Ethan Hurwitz, Sports Editor

After legendary quarterback Tom Brady announced his retirement from the NFL last week, “80 for Brady” was released in select theaters on Feb. 3. Director Kyle Marvin, along with Brady as a producer, use the real-life “Over 80 for Brady” fan club as an inspiration for the film, which has gotten waves of media attention since the initial announcement last year.

Focused around a group of older women (Jane Fonda, Sally Field, Rita Moreno and Lily Tomlin) who travel to Super Bowl LI, the four find themselves in a load of child-like high jinks in their quest to find their idol, Brady.

With the ladies’ increasing age, they attempt to make one last-ditch attempt to watch their beloved Patriots. With Lou’s  (Tomlin) worsening illness, the friends use the Super Bowl backdrop to solidify their friendship.

The film has a quick runtime of 98 minutes and gets to the story immediately, so there is no fluff with trying to understand what the premise is. It does a good job of explaining the struggles the women face as they try and go off to the Super Bowl at a fast-paced speed.

Whether it was writing a  Rob Gronkowski fan-fiction, winning a spicy wing-eating contest, accidentally taking edibles or trying to sneak out of a nursing home, the women find themselves in outrageous situations that would rival any stereotypical college weekend.
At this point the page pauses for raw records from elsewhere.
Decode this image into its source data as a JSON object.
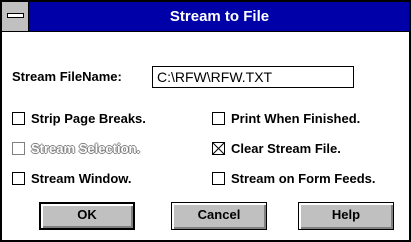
{
  "window": {
    "title": "Stream to File",
    "system_menu_icon": "system-menu-bar"
  },
  "filename": {
    "label": "Stream FileName:",
    "value": "C:\\RFW\\RFW.TXT"
  },
  "options": [
    {
      "label": "Strip Page Breaks.",
      "checked": false,
      "enabled": true
    },
    {
      "label": "Print When Finished.",
      "checked": false,
      "enabled": true
    },
    {
      "label": "Stream Selection.",
      "checked": false,
      "enabled": false
    },
    {
      "label": "Clear Stream File.",
      "checked": true,
      "enabled": true
    },
    {
      "label": "Stream Window.",
      "checked": false,
      "enabled": true
    },
    {
      "label": "Stream on Form Feeds.",
      "checked": false,
      "enabled": true
    }
  ],
  "buttons": {
    "ok": "OK",
    "cancel": "Cancel",
    "help": "Help"
  },
  "colors": {
    "titlebar": "#0000a8",
    "button_face": "#c0c0c0"
  }
}
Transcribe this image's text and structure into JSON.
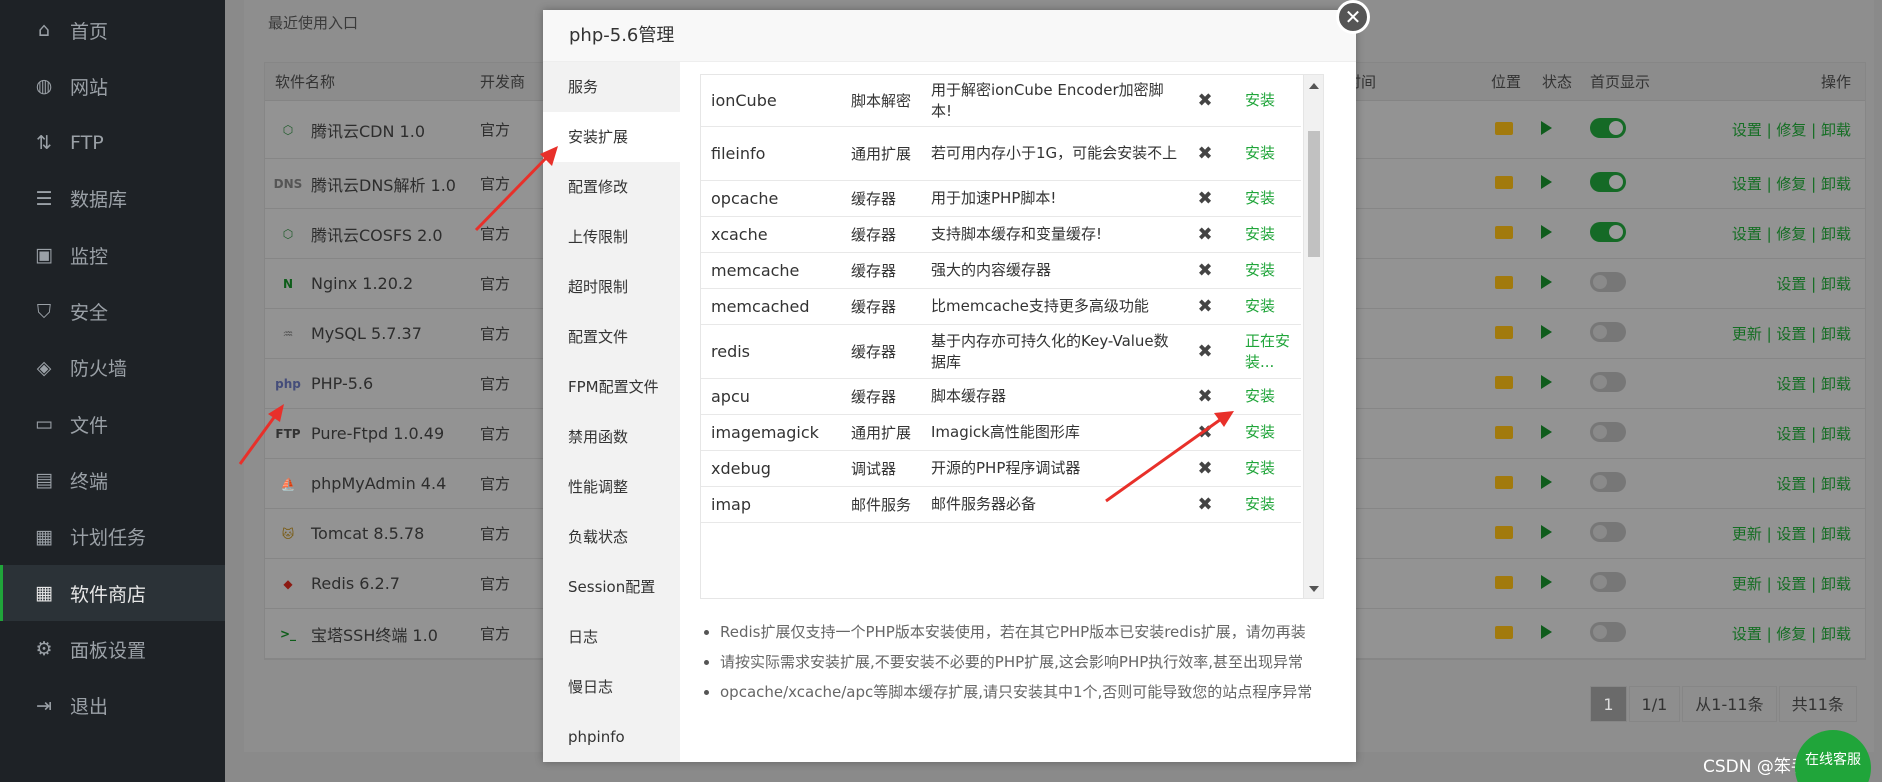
{
  "sidebar": {
    "items": [
      {
        "label": "首页",
        "icon": "home-icon"
      },
      {
        "label": "网站",
        "icon": "globe-icon"
      },
      {
        "label": "FTP",
        "icon": "ftp-icon"
      },
      {
        "label": "数据库",
        "icon": "database-icon"
      },
      {
        "label": "监控",
        "icon": "monitor-icon"
      },
      {
        "label": "安全",
        "icon": "shield-icon"
      },
      {
        "label": "防火墙",
        "icon": "firewall-icon"
      },
      {
        "label": "文件",
        "icon": "folder-icon"
      },
      {
        "label": "终端",
        "icon": "terminal-icon"
      },
      {
        "label": "计划任务",
        "icon": "calendar-icon"
      },
      {
        "label": "软件商店",
        "icon": "grid-icon"
      },
      {
        "label": "面板设置",
        "icon": "settings-icon"
      },
      {
        "label": "退出",
        "icon": "logout-icon"
      }
    ],
    "active_index": 10
  },
  "main": {
    "recent_label": "最近使用入口",
    "table_headers": {
      "name": "软件名称",
      "dev": "开发商",
      "expire": "期时间",
      "loc": "位置",
      "state": "状态",
      "home": "首页显示",
      "ops": "操作"
    },
    "rows": [
      {
        "name": "腾讯云CDN 1.0",
        "dev": "官方",
        "home_on": true,
        "ops": "设置 | 修复 | 卸载",
        "icon": "cdn-icon"
      },
      {
        "name": "腾讯云DNS解析 1.0",
        "dev": "官方",
        "home_on": true,
        "ops": "设置 | 修复 | 卸载",
        "icon": "dns-icon"
      },
      {
        "name": "腾讯云COSFS 2.0",
        "dev": "官方",
        "home_on": true,
        "ops": "设置 | 修复 | 卸载",
        "icon": "cosfs-icon"
      },
      {
        "name": "Nginx 1.20.2",
        "dev": "官方",
        "home_on": false,
        "ops": "设置 | 卸载",
        "icon": "nginx-icon"
      },
      {
        "name": "MySQL 5.7.37",
        "dev": "官方",
        "home_on": false,
        "ops": "更新 | 设置 | 卸载",
        "icon": "mysql-icon"
      },
      {
        "name": "PHP-5.6",
        "dev": "官方",
        "home_on": false,
        "ops": "设置 | 卸载",
        "icon": "php-icon"
      },
      {
        "name": "Pure-Ftpd 1.0.49",
        "dev": "官方",
        "home_on": false,
        "ops": "设置 | 卸载",
        "icon": "ftp-icon"
      },
      {
        "name": "phpMyAdmin 4.4",
        "dev": "官方",
        "home_on": false,
        "ops": "设置 | 卸载",
        "icon": "phpmyadmin-icon"
      },
      {
        "name": "Tomcat 8.5.78",
        "dev": "官方",
        "home_on": false,
        "ops": "更新 | 设置 | 卸载",
        "icon": "tomcat-icon"
      },
      {
        "name": "Redis 6.2.7",
        "dev": "官方",
        "home_on": false,
        "ops": "更新 | 设置 | 卸载",
        "icon": "redis-icon"
      },
      {
        "name": "宝塔SSH终端 1.0",
        "dev": "官方",
        "home_on": false,
        "ops": "设置 | 修复 | 卸载",
        "icon": "ssh-terminal-icon"
      }
    ],
    "pager": {
      "current": "1",
      "pages": "1/1",
      "range": "从1-11条",
      "total": "共11条"
    }
  },
  "modal": {
    "title": "php-5.6管理",
    "close_glyph": "✕",
    "nav": [
      "服务",
      "安装扩展",
      "配置修改",
      "上传限制",
      "超时限制",
      "配置文件",
      "FPM配置文件",
      "禁用函数",
      "性能调整",
      "负载状态",
      "Session配置",
      "日志",
      "慢日志",
      "phpinfo"
    ],
    "nav_active_index": 1,
    "extensions": [
      {
        "name": "ionCube",
        "type": "脚本解密",
        "desc": "用于解密ionCube Encoder加密脚本!",
        "mark": "✖",
        "action": "安装"
      },
      {
        "name": "fileinfo",
        "type": "通用扩展",
        "desc": "若可用内存小于1G，可能会安装不上",
        "mark": "✖",
        "action": "安装"
      },
      {
        "name": "opcache",
        "type": "缓存器",
        "desc": "用于加速PHP脚本!",
        "mark": "✖",
        "action": "安装"
      },
      {
        "name": "xcache",
        "type": "缓存器",
        "desc": "支持脚本缓存和变量缓存!",
        "mark": "✖",
        "action": "安装"
      },
      {
        "name": "memcache",
        "type": "缓存器",
        "desc": "强大的内容缓存器",
        "mark": "✖",
        "action": "安装"
      },
      {
        "name": "memcached",
        "type": "缓存器",
        "desc": "比memcache支持更多高级功能",
        "mark": "✖",
        "action": "安装"
      },
      {
        "name": "redis",
        "type": "缓存器",
        "desc": "基于内存亦可持久化的Key-Value数据库",
        "mark": "✖",
        "action": "正在安装..."
      },
      {
        "name": "apcu",
        "type": "缓存器",
        "desc": "脚本缓存器",
        "mark": "✖",
        "action": "安装"
      },
      {
        "name": "imagemagick",
        "type": "通用扩展",
        "desc": "Imagick高性能图形库",
        "mark": "✖",
        "action": "安装"
      },
      {
        "name": "xdebug",
        "type": "调试器",
        "desc": "开源的PHP程序调试器",
        "mark": "✖",
        "action": "安装"
      },
      {
        "name": "imap",
        "type": "邮件服务",
        "desc": "邮件服务器必备",
        "mark": "✖",
        "action": "安装"
      }
    ],
    "tips": [
      "Redis扩展仅支持一个PHP版本安装使用，若在其它PHP版本已安装redis扩展，请勿再装",
      "请按实际需求安装扩展,不要安装不必要的PHP扩展,这会影响PHP执行效率,甚至出现异常",
      "opcache/xcache/apc等脚本缓存扩展,请只安装其中1个,否则可能导致您的站点程序异常"
    ]
  },
  "watermark": "CSDN @笨手笨脚の",
  "chat_label": "在线客服",
  "colors": {
    "accent": "#20a53a",
    "arrow": "#e8302a",
    "sidebar_bg": "#1e2226"
  }
}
It’s corny with a number of niche Brady moments (as one would expect from Brady’s own 199 Productions company) but has enough generation-spanning references to get a laugh out of anybody. Cameos from Sally Kirkland, Rob Corddry, Guy Fieri and Julian Edelman allow viewers from any generation to recognize someone on screen.

Each actress had their moments to shine, but both Lou and Betty (Field) can take control of the friend group and seemingly quarterback them back to Earth. While the plot takes a number of twists and turns, the central idea of “it’s not what you do, but who you do it with” stays firm throughout.

Another common thread was the topic of cancer. Lou is dreading her diagnosis after previously going through chemotherapy and uses Brady and the Patriots as an escape. It contrasts against the light-hearted comedy that is seen throughout the film. Because of Brady’s mother’s cancer diagnosis during the Super Bowl in real life, it draws some emotions from all of the parties involved.

Sure, logic is loosely employed in the film, and a lot of seemingly magical moments happen in an instant, but it is all fun. A silly movie that combines some of Hollywood’s biggest names with football’s biggest talent is something people need to watch. The plot may be whimsical, but for a buddy film that also intertwines the theme of age, it is a charming watch.

Would I have enjoyed it as much if it was focused on another quarterback and another NFL franchise? Likely not as much, but the nostalgic Patriots clips and mocking of the Boston sports media footage consistently brought a big smile to my face. Clips of a real sporting event played in the backdrop to the ladies’ journey, something most sports movies don’t include.

You don’t have to be a football fan to enjoy it (though it may help) and I think that it is well worth the watch, despite how much outlandish mayhem is present.